Christiane – J’espère qu’ils vont nous la prendre, parce que sinon je ne sais vraiment
pas ce qu’on va en faire…
Dominique (la tête ailleurs) – On croirait que tu parles d’un animal à fourguer à la SPA
avant de partir en vacances…
Christiane – Je suis sûre qu’un chenil, c’est plus facile à trouver en région parisienne…
En tout cas, c’est sûrement moins cher, parce que dans le privé… Non, c’est notre
dernière chance, je t’assure… Il ne faut pas se louper, là…
Dominique – Il y a d’autres établissements quand même…

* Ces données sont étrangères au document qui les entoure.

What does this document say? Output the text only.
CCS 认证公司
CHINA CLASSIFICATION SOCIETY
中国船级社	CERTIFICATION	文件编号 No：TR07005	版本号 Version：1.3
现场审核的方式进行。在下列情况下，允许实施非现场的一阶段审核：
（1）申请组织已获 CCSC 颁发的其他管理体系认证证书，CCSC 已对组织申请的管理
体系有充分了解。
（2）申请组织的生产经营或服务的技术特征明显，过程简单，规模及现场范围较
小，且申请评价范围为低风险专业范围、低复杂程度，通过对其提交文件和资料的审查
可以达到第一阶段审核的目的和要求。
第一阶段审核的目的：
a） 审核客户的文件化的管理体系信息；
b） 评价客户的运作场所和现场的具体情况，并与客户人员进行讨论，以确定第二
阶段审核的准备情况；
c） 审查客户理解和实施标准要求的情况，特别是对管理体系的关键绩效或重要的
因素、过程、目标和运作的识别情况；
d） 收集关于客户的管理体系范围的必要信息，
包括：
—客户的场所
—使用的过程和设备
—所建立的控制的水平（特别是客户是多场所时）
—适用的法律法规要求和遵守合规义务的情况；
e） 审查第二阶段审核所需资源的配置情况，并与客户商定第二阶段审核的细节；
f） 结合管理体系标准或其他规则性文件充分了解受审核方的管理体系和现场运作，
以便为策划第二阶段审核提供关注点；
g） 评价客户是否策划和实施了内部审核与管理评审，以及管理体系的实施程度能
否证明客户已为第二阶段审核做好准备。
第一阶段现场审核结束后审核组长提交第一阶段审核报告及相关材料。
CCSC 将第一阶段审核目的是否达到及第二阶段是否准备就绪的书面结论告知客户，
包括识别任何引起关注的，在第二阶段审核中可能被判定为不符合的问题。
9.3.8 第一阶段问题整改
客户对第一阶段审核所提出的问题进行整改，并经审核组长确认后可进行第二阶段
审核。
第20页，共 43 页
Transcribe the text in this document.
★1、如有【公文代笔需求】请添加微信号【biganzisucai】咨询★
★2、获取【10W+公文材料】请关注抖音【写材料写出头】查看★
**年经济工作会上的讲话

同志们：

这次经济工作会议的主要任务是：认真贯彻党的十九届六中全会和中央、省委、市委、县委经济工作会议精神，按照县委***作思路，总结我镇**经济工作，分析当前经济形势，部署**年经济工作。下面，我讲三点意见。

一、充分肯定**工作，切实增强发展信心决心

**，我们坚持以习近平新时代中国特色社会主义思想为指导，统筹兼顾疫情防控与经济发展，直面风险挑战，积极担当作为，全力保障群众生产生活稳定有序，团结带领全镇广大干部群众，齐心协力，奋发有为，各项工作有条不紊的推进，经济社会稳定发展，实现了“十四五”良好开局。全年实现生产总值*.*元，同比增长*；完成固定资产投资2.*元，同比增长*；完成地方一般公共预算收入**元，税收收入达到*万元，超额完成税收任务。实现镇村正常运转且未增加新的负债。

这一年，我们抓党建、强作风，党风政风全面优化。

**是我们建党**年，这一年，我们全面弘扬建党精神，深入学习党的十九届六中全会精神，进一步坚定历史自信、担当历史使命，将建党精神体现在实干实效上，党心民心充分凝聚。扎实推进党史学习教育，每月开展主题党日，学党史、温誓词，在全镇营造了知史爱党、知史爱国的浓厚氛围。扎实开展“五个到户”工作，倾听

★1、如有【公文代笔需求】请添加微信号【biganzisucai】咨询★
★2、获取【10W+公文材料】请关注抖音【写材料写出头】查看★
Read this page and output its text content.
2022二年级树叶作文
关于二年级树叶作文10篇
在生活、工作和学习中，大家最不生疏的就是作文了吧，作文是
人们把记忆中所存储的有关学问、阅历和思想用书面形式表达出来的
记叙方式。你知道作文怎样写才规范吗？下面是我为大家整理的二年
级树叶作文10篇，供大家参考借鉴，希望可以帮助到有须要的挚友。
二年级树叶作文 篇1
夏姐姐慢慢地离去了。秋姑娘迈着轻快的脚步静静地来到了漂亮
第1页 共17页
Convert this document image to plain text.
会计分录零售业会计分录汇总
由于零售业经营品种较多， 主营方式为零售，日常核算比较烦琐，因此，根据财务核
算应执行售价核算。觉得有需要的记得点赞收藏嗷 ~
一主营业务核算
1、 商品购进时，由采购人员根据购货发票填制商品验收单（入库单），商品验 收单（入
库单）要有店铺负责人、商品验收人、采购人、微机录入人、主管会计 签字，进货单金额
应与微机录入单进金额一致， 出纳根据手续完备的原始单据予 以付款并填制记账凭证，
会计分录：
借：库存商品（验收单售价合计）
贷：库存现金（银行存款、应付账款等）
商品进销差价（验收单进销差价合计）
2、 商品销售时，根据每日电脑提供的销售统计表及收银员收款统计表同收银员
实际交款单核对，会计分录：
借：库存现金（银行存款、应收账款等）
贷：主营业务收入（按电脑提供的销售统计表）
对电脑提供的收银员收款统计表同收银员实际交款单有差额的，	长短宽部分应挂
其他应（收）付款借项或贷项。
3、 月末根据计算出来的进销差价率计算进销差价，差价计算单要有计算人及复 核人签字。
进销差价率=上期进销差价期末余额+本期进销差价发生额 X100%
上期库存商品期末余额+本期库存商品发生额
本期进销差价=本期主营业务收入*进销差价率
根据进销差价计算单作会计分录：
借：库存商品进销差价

Christiane – Elle s’est fait virer de partout dans un rayon de cinquante kilomètres à la
ronde ! On ne va pas la coller en pension dans la Creuse ! Tu imagines les temps de
transports pour aller la voir de temps en temps…
Dominique (pianotant toujours sur son portable) – Mmm…
Christiane – Tu peux arrêter un peu avec ton portable ! J’ai l’impression de parler à ma
mère !
Dominique – Ta mère a un portable ?
Christiane – Elle, tu sais… Elle n’a même pas besoin de portable pour avoir l’air d’un
zombie quand on lui parle…
Dominique range son portable à regrets, examine un peu l’endroit, et fait mine de
s’intéresser.
Dominique – Ça a l’air pas mal, non ?
Christiane – On n’a plus tellement le choix, de toute façon.
Dominique – Qu’est-ce qu’elle t’a dit, la directrice ? Qu’elle avait une place ?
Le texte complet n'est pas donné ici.